A study conducted over two years by the National Research Council has concluded that subsidies for green energy have had close to zero effect in reducing US greenhouse gas emissions.
From Fox News:
After a survey of expert literature on the tax and subsidy topic, coupled with extensive customized computer modeling work, the study declared that "their combined impact is less than 1 percent of total U.S. emissions" over the next 25 years, and they are a lousy bargain to boot: "Very little if any GHG reductions are achieved at substantial cost with these provisions."
So much so, in fact, that the study concluded "current tax expenditures and subsidies are a poor tool for reducing greenhouse gases and achieving climate-change objectives." They "achieve small reductions in GHG emissions and are costly per unit of emissions reduction."The full cost was something the study was unable to make entirely clear.
It estimated that the federal government had spent some $48 billion in just the past two years on "tax expenditures"-meaning subsidies, credits, and other incentives—related to the energy sector, and also noted that few were specifically enacted to reduce greenhouse gases.
The report highlighted the unintended consequences of the incentives given to the biofuels sector. Professor of economics at Yale, William D. Nordhaus, who chaired the committee responsible for the report, said, "tax credits for biofuels encouraged the consumption of motor fuels because they lower prices, and this effect appears to offset any reduction in the GHG intensity of motor fuels that occurs because of the incentives to blend biofuels with gasoline."

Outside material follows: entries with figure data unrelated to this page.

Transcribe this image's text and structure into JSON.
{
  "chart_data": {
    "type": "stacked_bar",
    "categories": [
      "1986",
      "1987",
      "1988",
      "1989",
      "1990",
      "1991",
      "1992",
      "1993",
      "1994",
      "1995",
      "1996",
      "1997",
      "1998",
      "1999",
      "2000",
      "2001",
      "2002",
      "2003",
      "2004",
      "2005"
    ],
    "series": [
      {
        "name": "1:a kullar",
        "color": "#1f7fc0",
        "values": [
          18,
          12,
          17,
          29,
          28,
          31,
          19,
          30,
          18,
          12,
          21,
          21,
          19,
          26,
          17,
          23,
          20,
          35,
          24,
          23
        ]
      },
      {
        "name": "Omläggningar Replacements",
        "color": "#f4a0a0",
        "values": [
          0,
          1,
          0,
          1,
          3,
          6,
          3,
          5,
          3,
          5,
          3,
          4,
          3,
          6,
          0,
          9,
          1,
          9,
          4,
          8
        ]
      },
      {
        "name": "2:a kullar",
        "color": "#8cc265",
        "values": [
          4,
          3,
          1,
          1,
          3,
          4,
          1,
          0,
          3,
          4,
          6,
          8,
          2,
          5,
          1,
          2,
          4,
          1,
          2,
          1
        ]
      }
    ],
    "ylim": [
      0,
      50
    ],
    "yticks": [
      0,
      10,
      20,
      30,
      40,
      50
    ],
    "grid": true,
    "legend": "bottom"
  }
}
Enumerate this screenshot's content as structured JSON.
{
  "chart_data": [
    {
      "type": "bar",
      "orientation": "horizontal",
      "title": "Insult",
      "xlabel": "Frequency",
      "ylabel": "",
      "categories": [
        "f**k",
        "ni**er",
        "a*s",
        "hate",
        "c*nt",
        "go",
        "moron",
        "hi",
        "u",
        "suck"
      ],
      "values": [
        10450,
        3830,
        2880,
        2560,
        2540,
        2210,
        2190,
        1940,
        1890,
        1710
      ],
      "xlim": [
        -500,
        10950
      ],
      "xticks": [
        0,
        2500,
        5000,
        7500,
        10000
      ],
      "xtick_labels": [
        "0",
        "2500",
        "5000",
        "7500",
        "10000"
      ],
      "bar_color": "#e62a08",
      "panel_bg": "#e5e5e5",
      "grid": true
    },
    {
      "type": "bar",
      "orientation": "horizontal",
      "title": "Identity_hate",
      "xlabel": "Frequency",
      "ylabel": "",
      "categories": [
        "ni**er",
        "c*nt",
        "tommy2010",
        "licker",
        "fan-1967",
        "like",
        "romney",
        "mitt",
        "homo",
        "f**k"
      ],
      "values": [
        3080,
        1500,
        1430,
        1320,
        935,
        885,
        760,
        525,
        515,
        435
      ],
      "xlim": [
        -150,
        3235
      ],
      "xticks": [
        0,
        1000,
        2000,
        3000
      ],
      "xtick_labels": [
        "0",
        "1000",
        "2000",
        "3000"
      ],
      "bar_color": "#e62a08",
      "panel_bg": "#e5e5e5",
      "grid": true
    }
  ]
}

Last month, President Obama gave a major speech on the issue of climate change, unveiling a raft of new measures to reduce greenhouse gas emissions. The speech was hailed by Al Gore as "a terrific and historic speech, by far the best address on climate by any president ever." The plan includes limiting the amount of carbon that can be emitted from power plants and a gargantuan increase in funding for clean energy technology of $7.9 billion. There is as yet no compelling reason to assume this massive increase in spending will be any more successful in finding an efficient green alternative to fossil fuels than the past several years of failure.
Since subsidizing failing projects and burning taxpayers' money has become the raison d'etre of the Obama administration, don't expect any reconsideration of policy after this report.